Today, there are so many bloggers and photographers and entrepreneurs out there trying to make it because they can make money and get sponsors, and that’s the wrong reason to do anything. Yes, getting a job is to make money, but even that should be something you’re passionate about and genuinely enjoy doing. You can’t really be successful in anything if you don’t love it. You won’t see results at the gym until you find a workout you love doing. Your blog will probably suck if you’re not passionate about creating content and interacting with readers and making good graphics. If you don’t love numbers and math, don’t go into accounting because it will pay the bills; it will be miserable and you won’t be able to pour yourself into it.

Sophia also talks a lot about employment, both being an employee and an employer. I read that section a day ago and I’ve already discussed it with my mom and a handful of friends. My generation gets a lot of flack for being entitled and such (read more about my opinion on this here) and I never really understood exactly why people thought we were so difficult to employ until I read that some people my age think they should be promoted every two years regardless of performance. This blew my mind. The point of a promotion is to reward hard work and initiative. I liked Sophia’s take on this as an employer, saying that she likes people who work hard simply because they want the company to succeed. Another thing she mentioned about the people she’s employed is how they’ve said “that’s not my job” to filing or other “menial” tasks. What she said that stuck out was that, especially for entry level positions, if you don’t stuff the envelopes or file the magazines, who else is going to? Certainly not your manager or her manager. I love that Sophia is instilling this work ethic in readers

She also talks about all of the jobs she held in her life and hated and got fired from or left after a few weeks. She said that even though a lot of the jobs sucked and weren’t right for her at all, they helped her appreciate the jobs she genuinely loves.
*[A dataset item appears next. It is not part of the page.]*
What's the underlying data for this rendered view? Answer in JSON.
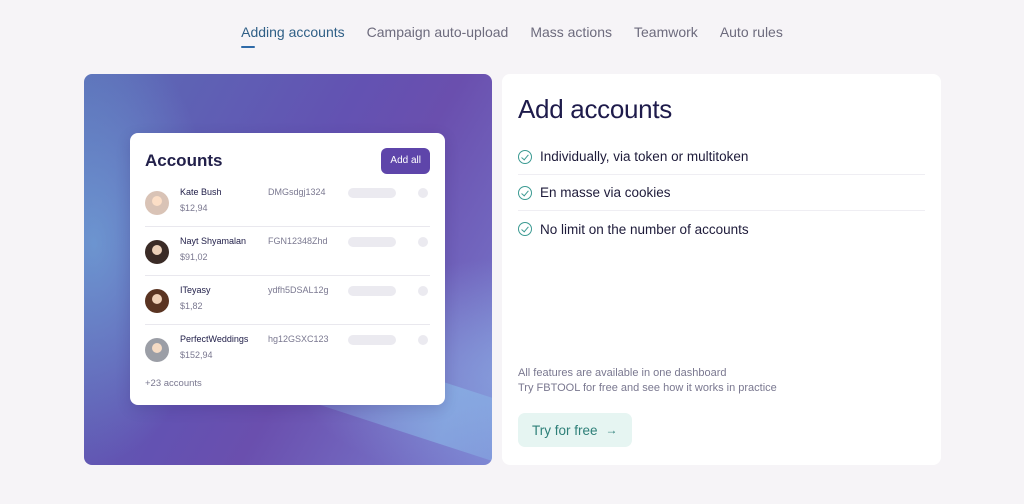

I’ve worked plenty of jobs already that have definitely not been what I wanted to do, but they’ve been helping to lead me to jobs that I do love. It’s been a twisted trail, but somehow I’m getting somewhere I need to be.

The path went as such:

In high school, I worked at a local water park for two summers (hated it) and after the second summer, I didn’t go back. I was forced to find a job through a temp agency and I worked in a call center, despite loathing talking on the phone. The next summer, the call center position wasn’t available anymore, but I ended up working in the meeting planning department of the same company, which is the experience that helped me land my beloved internship at Paramount last year. After that internship, I really started to figure out how much I loved publicity and event planning which has guided me through my job search.

I hated a lot of the jobs I worked, but if I never had them, I wouldn’t have developed skills that led me to all the amazing palces I did get to go. These jobs that I forced myself to do helped me figure out what my talents and passions are, something I would have never guessed years ago.
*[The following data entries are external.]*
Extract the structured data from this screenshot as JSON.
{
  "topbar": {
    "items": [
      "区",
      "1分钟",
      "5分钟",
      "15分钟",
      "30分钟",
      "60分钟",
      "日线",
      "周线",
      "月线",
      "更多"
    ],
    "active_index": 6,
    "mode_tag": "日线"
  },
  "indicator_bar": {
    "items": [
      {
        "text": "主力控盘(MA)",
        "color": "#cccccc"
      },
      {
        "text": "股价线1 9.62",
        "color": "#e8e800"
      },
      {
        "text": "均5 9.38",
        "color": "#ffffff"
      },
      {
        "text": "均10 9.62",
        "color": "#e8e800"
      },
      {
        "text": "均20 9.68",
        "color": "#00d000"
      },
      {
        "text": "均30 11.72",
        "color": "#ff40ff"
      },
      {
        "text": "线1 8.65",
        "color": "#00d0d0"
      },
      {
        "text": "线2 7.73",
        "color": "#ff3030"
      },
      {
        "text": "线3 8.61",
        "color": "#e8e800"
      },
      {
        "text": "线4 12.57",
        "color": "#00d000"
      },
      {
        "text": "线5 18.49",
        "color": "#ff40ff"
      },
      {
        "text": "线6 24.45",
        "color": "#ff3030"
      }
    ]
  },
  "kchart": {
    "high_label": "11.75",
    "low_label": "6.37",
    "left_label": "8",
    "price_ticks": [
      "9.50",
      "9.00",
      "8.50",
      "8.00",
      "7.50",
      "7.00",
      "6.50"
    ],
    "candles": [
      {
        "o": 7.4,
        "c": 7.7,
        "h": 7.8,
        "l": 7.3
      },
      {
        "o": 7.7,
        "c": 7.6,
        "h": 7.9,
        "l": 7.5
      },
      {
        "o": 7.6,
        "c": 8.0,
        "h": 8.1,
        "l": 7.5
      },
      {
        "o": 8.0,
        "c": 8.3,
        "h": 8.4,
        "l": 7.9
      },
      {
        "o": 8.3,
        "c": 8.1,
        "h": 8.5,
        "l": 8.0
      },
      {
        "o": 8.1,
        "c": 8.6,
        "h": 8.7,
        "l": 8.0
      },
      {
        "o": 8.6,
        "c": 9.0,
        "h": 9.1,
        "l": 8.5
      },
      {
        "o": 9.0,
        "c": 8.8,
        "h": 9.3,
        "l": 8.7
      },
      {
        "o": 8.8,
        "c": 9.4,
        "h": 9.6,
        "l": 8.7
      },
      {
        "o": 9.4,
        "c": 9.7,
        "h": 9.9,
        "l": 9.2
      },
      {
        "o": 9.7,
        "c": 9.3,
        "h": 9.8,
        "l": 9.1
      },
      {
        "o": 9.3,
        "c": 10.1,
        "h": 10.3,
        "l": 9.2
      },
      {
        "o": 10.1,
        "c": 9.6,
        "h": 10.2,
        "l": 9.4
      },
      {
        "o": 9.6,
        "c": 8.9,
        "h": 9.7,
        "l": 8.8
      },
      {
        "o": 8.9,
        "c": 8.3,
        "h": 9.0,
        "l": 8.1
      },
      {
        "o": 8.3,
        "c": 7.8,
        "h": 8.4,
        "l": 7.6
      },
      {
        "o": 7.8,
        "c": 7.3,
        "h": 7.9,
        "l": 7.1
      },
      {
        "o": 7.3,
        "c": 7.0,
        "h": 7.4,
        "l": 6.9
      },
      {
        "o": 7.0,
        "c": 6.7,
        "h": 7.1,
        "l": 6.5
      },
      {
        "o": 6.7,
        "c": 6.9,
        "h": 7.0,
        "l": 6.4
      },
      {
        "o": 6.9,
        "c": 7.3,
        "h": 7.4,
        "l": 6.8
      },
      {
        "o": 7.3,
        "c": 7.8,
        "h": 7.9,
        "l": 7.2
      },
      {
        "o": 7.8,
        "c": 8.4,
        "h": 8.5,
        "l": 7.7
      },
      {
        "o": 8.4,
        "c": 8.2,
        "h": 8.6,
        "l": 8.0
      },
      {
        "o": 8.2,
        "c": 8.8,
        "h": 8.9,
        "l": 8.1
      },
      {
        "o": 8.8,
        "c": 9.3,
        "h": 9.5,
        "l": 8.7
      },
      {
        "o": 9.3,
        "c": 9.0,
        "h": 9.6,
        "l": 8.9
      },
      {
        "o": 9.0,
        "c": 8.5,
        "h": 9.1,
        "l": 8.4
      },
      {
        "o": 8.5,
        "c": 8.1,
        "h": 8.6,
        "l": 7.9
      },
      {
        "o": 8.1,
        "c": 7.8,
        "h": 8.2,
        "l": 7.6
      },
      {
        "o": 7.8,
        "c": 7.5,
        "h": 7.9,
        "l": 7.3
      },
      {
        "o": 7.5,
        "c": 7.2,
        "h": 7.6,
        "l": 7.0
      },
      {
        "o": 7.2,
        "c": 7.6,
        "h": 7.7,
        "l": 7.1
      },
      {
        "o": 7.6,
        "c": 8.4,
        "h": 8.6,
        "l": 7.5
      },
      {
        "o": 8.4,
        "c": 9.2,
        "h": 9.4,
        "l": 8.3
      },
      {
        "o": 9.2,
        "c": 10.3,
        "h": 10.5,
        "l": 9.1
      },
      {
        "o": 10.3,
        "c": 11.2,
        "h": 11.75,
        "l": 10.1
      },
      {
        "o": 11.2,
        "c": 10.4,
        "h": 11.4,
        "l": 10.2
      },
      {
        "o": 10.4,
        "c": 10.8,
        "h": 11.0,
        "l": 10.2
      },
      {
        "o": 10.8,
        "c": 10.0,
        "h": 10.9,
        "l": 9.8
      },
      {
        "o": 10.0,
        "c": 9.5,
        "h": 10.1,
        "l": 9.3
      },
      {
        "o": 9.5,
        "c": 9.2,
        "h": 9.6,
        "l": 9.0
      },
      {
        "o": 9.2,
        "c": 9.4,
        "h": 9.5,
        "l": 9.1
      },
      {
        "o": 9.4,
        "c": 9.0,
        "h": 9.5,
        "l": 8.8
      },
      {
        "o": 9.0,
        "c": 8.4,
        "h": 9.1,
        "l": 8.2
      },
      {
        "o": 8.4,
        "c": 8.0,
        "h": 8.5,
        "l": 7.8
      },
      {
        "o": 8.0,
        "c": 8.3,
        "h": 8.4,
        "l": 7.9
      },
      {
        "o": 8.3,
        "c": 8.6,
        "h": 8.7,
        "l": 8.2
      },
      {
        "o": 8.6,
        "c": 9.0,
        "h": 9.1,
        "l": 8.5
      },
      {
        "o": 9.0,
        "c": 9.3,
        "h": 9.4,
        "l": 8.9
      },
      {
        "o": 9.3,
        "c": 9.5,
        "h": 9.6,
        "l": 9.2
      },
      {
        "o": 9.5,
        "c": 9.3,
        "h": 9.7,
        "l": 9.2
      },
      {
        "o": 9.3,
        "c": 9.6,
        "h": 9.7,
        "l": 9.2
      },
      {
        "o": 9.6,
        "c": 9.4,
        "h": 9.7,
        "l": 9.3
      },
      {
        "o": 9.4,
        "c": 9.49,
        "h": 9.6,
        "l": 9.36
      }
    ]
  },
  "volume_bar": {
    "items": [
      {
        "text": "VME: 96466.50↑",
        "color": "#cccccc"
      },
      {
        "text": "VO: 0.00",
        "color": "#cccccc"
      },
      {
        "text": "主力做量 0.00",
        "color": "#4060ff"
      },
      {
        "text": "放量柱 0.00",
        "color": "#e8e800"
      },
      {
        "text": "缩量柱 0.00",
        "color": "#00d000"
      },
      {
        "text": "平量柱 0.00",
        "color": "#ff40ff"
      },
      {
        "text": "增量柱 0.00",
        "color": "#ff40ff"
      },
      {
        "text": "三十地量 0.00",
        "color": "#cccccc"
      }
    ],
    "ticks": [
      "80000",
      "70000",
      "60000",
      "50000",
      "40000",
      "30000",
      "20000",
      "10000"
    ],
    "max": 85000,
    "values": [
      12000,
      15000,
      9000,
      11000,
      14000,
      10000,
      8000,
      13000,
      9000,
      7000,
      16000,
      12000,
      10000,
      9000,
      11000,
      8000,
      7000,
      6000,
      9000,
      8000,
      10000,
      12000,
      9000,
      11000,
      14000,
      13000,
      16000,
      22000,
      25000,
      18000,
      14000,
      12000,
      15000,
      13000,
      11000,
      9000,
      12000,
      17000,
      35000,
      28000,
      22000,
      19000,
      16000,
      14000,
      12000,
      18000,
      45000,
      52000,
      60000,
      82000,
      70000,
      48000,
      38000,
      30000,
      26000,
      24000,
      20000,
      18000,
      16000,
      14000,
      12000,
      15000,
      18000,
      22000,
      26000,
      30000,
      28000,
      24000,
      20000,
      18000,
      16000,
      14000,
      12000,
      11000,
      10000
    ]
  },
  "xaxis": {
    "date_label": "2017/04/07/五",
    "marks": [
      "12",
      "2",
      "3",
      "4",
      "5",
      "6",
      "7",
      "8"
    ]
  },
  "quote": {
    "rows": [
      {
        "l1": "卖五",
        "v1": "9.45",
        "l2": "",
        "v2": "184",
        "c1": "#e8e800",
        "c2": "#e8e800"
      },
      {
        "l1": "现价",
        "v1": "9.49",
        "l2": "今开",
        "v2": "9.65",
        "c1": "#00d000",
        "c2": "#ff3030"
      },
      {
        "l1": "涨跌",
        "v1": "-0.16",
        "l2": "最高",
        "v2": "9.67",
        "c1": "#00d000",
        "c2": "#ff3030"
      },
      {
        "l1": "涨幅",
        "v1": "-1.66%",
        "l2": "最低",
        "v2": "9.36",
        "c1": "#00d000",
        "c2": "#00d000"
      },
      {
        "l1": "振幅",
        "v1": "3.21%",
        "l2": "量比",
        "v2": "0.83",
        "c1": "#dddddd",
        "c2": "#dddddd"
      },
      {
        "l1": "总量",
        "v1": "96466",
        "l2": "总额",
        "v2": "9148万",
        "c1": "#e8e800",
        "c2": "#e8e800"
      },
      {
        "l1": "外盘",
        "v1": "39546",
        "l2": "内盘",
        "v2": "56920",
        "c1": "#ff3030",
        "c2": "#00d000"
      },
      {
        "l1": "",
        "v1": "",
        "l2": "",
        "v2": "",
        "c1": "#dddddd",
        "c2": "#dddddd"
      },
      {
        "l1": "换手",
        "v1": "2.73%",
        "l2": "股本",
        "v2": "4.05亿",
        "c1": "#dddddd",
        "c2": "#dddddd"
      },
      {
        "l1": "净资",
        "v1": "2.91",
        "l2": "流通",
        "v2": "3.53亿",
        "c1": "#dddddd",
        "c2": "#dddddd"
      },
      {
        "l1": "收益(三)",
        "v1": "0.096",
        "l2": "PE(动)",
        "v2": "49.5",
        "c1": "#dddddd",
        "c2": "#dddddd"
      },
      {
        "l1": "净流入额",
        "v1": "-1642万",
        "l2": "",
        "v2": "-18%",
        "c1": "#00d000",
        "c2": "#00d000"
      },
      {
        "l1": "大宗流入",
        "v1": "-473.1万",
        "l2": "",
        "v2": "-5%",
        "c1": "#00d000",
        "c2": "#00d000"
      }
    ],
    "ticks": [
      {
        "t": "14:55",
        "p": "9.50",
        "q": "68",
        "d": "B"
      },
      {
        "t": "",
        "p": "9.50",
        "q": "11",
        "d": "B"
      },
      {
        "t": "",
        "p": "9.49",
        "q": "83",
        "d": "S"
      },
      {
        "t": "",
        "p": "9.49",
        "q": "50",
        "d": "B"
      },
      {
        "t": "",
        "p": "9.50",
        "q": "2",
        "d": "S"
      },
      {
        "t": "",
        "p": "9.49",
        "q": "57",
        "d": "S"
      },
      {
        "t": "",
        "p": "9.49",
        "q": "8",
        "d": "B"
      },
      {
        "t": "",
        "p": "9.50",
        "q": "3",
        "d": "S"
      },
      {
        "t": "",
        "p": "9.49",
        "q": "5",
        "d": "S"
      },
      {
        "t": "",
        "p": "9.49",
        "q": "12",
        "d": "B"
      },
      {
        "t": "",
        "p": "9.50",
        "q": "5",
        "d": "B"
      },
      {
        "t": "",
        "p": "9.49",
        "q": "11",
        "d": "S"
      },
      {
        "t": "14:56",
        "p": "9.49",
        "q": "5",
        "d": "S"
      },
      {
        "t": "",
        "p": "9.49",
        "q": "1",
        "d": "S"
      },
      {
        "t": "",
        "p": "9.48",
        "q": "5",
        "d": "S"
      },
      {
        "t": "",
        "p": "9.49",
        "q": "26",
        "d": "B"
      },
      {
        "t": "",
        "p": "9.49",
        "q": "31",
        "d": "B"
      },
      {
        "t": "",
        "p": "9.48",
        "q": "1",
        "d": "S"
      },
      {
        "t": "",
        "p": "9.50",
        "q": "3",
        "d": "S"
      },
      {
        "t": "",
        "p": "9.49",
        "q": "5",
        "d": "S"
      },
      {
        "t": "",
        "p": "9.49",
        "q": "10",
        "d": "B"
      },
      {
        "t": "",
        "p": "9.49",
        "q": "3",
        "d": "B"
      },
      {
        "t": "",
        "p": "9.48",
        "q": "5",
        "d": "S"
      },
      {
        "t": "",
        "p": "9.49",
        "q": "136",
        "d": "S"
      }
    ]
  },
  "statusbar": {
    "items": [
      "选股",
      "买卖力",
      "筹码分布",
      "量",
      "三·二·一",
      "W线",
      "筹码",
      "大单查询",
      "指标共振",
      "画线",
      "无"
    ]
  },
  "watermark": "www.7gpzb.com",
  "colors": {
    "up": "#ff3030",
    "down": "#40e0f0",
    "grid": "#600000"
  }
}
Another thing Sophia writes about is how, in the early stages of Nasty Gal, when something didn’t sell on eBay, she didn’t consider it a failure, she just re-worked them until they did sell. This is a skill I’m still trying to develop. I’m a perfectionist and I like everything in my life to be perfect after the first try and if it’s not, I am infinitely frustrated. Since reading this, I have been striving to keep myself from considering things failures. If no one is responding to my job applications, I re-write my cover letters and re-format my resume and try again. I know that I can succeed as a professional, I just need to continue to tweak my applications to reflect that. I am not failing, my methods just aren’t right yet.

Despite having followed an extermely unconventional path to success, Sophia Amoruso offers tons of advice that is useful to people who follow more “normal” paths. And while it feels like some of the sections are just full of platitudes about working hard and doing what you love, there’s solid advice about working and finding a job that can apply to girls in any industry, not just fashion.